Anche se lavora fuori casa, l’italiana media svolge mansioni domestiche 80 minuti al giorno più del proprio partner: lo dice una ricerca dell'Università Bocconi, e in ogni caso sono questioni su cui ultimamente siamo chiamate a riflettere molto. «Una bella ora e 20 di frenetico sciacquare, riordinare, rassettare, prima o dopo aver dato il proprio contributo al Pil», scrive la mia collega Silvia Orlandini su Gioia: «sulle spalle delle donne, occupate o no, grava il 75 per cento del lavoro domestico, inteso come cura della casa, dei bambini e degli anziani». E solo la settimana scorsa, sempre per il mio giornale, ho intervistato Loredana Lipperini, che in questi giorni ha pubblicato Di mamme ce n'è più d'una (Feltrinelli). Leggetelo.

Il problema è che in Italia, negli anni Dieci del terzo millennio, se sei donna "devi" essere madre.
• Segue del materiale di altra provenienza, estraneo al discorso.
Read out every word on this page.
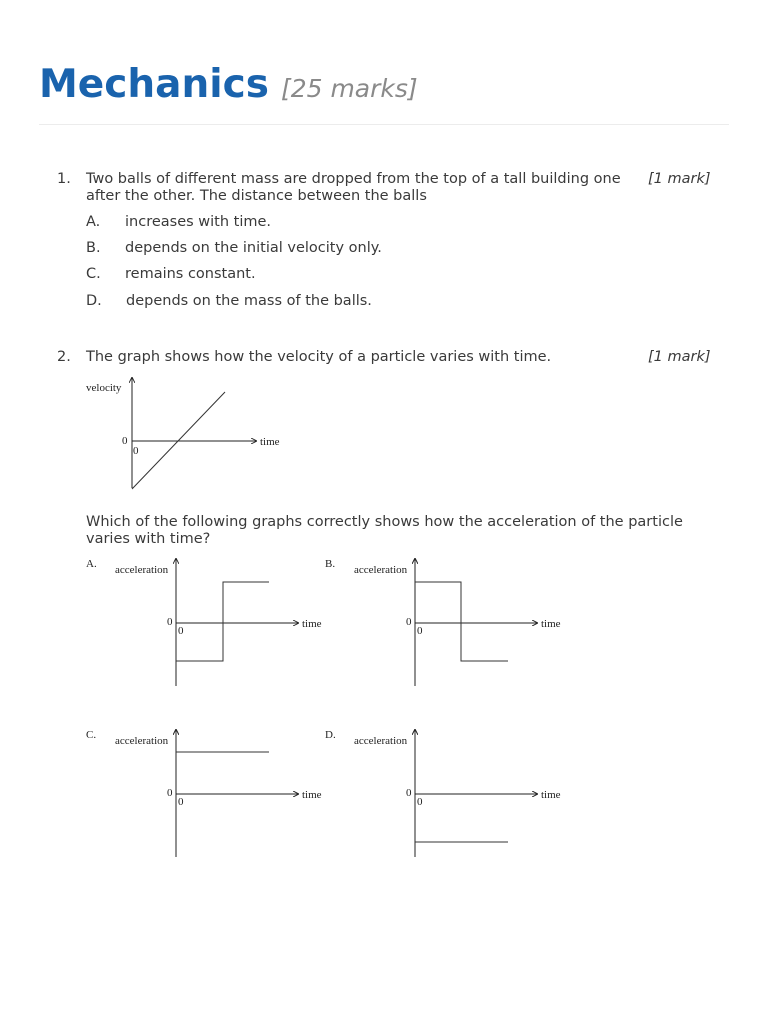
Mechanics [25 marks]
1. Two balls of different mass are dropped from the top of a tall building one after the other. The distance between the balls
[1 mark]
A. increases with time.
B. depends on the initial velocity only.
C. remains constant.
D. depends on the mass of the balls.
2. The graph shows how the velocity of a particle varies with time.	[1 mark]
velocity
time
0
0
Which of the following graphs correctly shows how the acceleration of the particle varies with time?
A. acceleration
time
0
0
B. acceleration
time
0
0
C. acceleration
time
0
0
D. acceleration
time
0
0
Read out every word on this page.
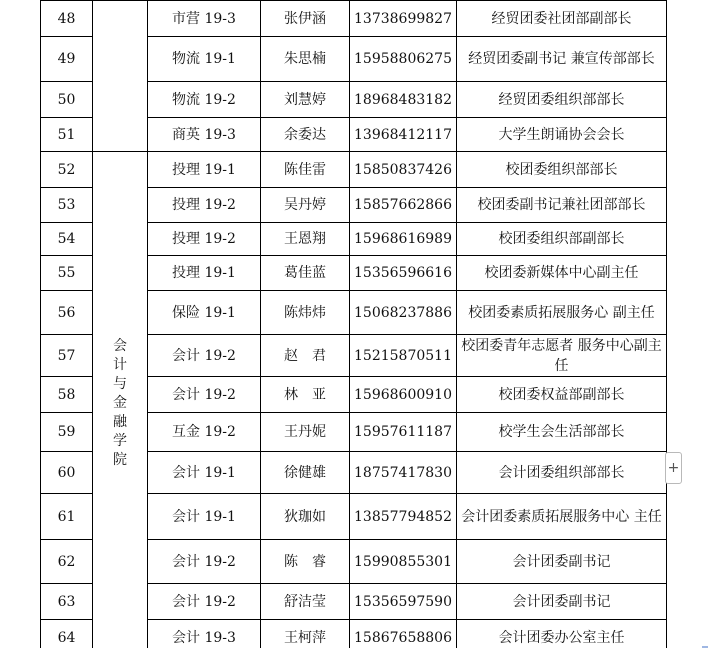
48		市营 19-3	张伊涵	13738699827	经贸团委社团部副部长
49		物流 19-1	朱思楠	15958806275	经贸团委副书记 兼宣传部部长
50		物流 19-2	刘慧婷	18968483182	经贸团委组织部部长
51		商英 19-3	余委达	13968412117	大学生朗诵协会会长
52	会计与金融学院	投理 19-1	陈佳雷	15850837426	校团委组织部部长
53		投理 19-2	吴丹婷	15857662866	校团委副书记兼社团部部长
54		投理 19-2	王恩翔	15968616989	校团委组织部副部长
55		投理 19-1	葛佳蓝	15356596616	校团委新媒体中心副主任
56		保险 19-1	陈炜炜	15068237886	校团委素质拓展服务心 副主任
57		会计 19-2	赵　君	15215870511	校团委青年志愿者 服务中心副主任
58		会计 19-2	林　亚	15968600910	校团委权益部副部长
59		互金 19-2	王丹妮	15957611187	校学生会生活部部长
60		会计 19-1	徐健雄	18757417830	会计团委组织部部长
61		会计 19-1	狄珈如	13857794852	会计团委素质拓展服务中心 主任
62		会计 19-2	陈　睿	15990855301	会计团委副书记
63		会计 19-2	舒洁莹	15356597590	会计团委副书记
64		会计 19-3	王柯萍	15867658806	会计团委办公室主任
+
Questo pensa la gente. E, soprattutto, devi esserlo bene. Il che accade anche all'estero, a dir la verità: la copertina di Time che vedete qui sopra è stata pubblicata nel maggio 2012 e ritrae una donna vera, una madre (intendo dire che non è una modella, anche se lo sembra) che allatta suo figlio di quasi quattro anni. Condizione essenziale, come spiega lei stessa, «per farlo crescere sereno». Tornando a noi, e alla ricerca dell’Università Bocconi, addirittura l’81,4 per cento degli intervistati è convinto che un bambino in età prescolare soffra se la mamma lavora. Come si spiega che invece, nell’Unione europea, questa percentuale scenda al 55,6 per cento? Il "trucco" forse sta nel cominciare con il piede giusto (cioè sbagliato): «In Italia le donne sono il 60 per cento degli studenti universitari, ma il 22 per cento decide di non iniziare nemmeno un percorso professionale», mi ha spiegato la Lipperini alzando un sopracciglio mentre addentava un rombo in crosta, un sabato a pranzo.
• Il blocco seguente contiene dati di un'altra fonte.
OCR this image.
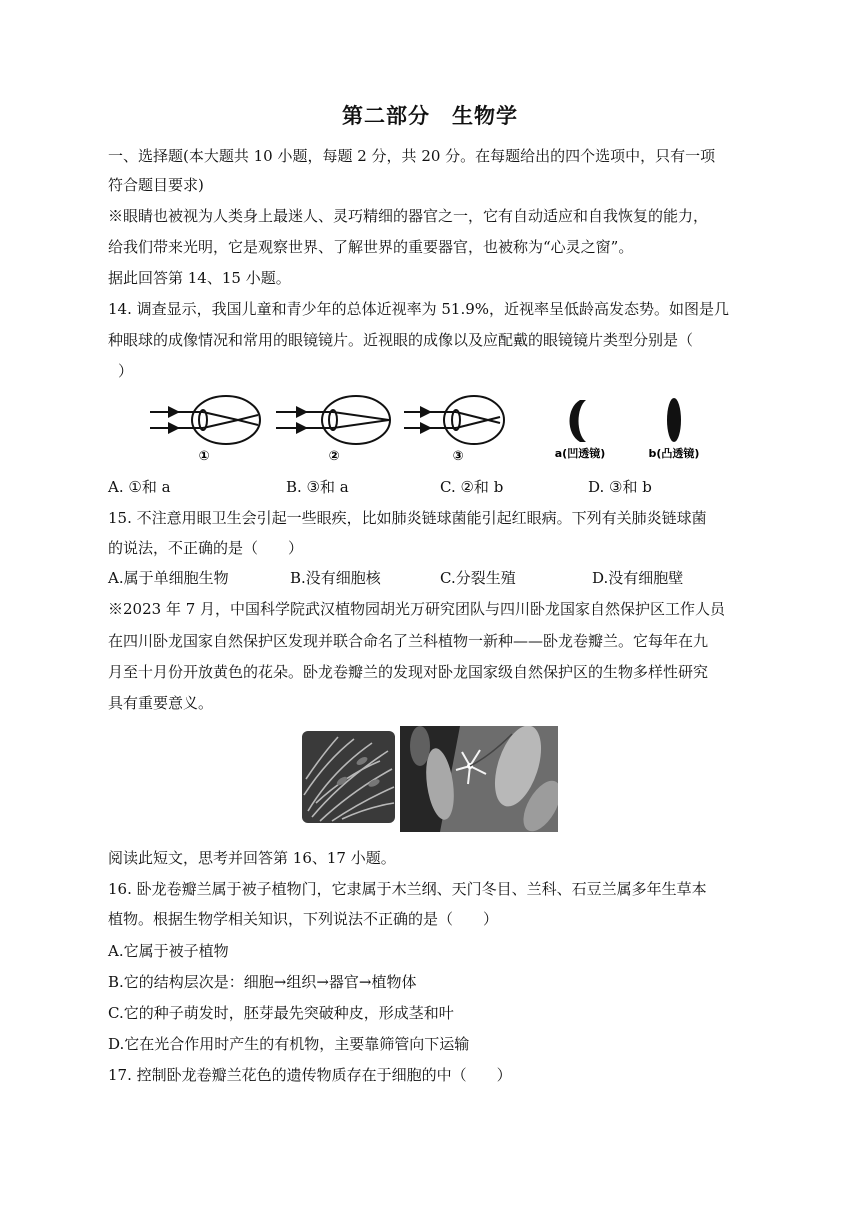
第二部分　生物学
一、选择题(本大题共 10 小题，每题 2 分，共 20 分。在每题给出的四个选项中，只有一项
符合题目要求)
※眼睛也被视为人类身上最迷人、灵巧精细的器官之一，它有自动适应和自我恢复的能力，
给我们带来光明，它是观察世界、了解世界的重要器官，也被称为“心灵之窗”。
据此回答第 14、15 小题。
14. 调查显示，我国儿童和青少年的总体近视率为 51.9%，近视率呈低龄高发态势。如图是几
种眼球的成像情况和常用的眼镜镜片。近视眼的成像以及应配戴的眼镜镜片类型分别是（
）
①	②	③	a(凹透镜)	b(凸透镜)
A. ①和 a	B. ③和 a	C. ②和 b	D. ③和 b
15. 不注意用眼卫生会引起一些眼疾，比如肺炎链球菌能引起红眼病。下列有关肺炎链球菌
的说法，不正确的是（　　）
A.属于单细胞生物	B.没有细胞核	C.分裂生殖	D.没有细胞壁
※2023 年 7 月，中国科学院武汉植物园胡光万研究团队与四川卧龙国家自然保护区工作人员
在四川卧龙国家自然保护区发现并联合命名了兰科植物一新种——卧龙卷瓣兰。它每年在九
月至十月份开放黄色的花朵。卧龙卷瓣兰的发现对卧龙国家级自然保护区的生物多样性研究
具有重要意义。
阅读此短文，思考并回答第 16、17 小题。
16. 卧龙卷瓣兰属于被子植物门，它隶属于木兰纲、天门冬目、兰科、石豆兰属多年生草本
植物。根据生物学相关知识，下列说法不正确的是（　　）
A.它属于被子植物
B.它的结构层次是：细胞→组织→器官→植物体
C.它的种子萌发时，胚芽最先突破种皮，形成茎和叶
D.它在光合作用时产生的有机物，主要靠筛管向下运输
17. 控制卧龙卷瓣兰花色的遗传物质存在于细胞的中（　　）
Durante il Festival di Sanremo, pochi giorni dopo Ho incontrato due mamme blogger che conoscevo già e che, vedendomi, mi hanno chiesto: «E con i bambini come fai?». «Esattamente come fate voi», ho risposto. Ma la domanda mi ha colpito moltissimo: a un padre in trasferta, nessuno si sognerebbe di porla.
Mentre i dati mi scivolano davanti agli occhi Al solito, mi si ribadisce che in Svezia e in Norvegia si sta molto meglio. Riviste e ricerche mi invitano a riflettere: la condivisione - la parità - passa anche dall'affidare il biberon per nutrire il Pupo al maschio (adulto) di casa; dal mettergli in mano una scopa e uno straccio, almeno ogni tanto. Conosco però almeno un blog, che non citerò, in cui resiste e s'amplifica il mito della moglie-mamma-geisha, eroica, insostituibile, che accoglie ogni sera il ritorno del guerriero stanco con un grande sorriso, il trucco rifatto, la cena servita, in grembiule e giarrettiera, «perché i maschi si sa, poveretti, e poi in fondo bisogna capirli». È un blog seguitissimo.
Mi chiedo sempre più spesso Quanto sia colpa anche nostra, anche mia. I pensieri s'intrecciano. Il Pupo ha 40 di febbre per la tonsillite, delira, alle due e mezza di notte si sveglia e chiede con voce cristallina: «Bisogna studiale molti anni pel diventale pompiele?». Normalmente adora la compagnia di suo padre, negli ultimi giorni invece cerca sempre me, mi chiama mammina, mi telefona al lavoro solo per mandarmi dei baci. Mi dice: «Sei bella, hai la pelle come di plimavela». Sono insonne da giorni, esausta. Assecondo stregata le sue richieste da donna incinta: «Puoi andale al supelmelcato a complalmi il cocco?». Sono le sette di sera e sono ancora in ufficio, a mescolare i sensi di colpa al sollievo per aver finito un lavoro importante. Mio figlio stamattina mi ha detto: «Se puoi, ti plego, tolna quando fuoli c'è ancola la luce». Oggi non ce l'ho fatta. A suo papà, del resto, non l'ha nemmeno chiesto.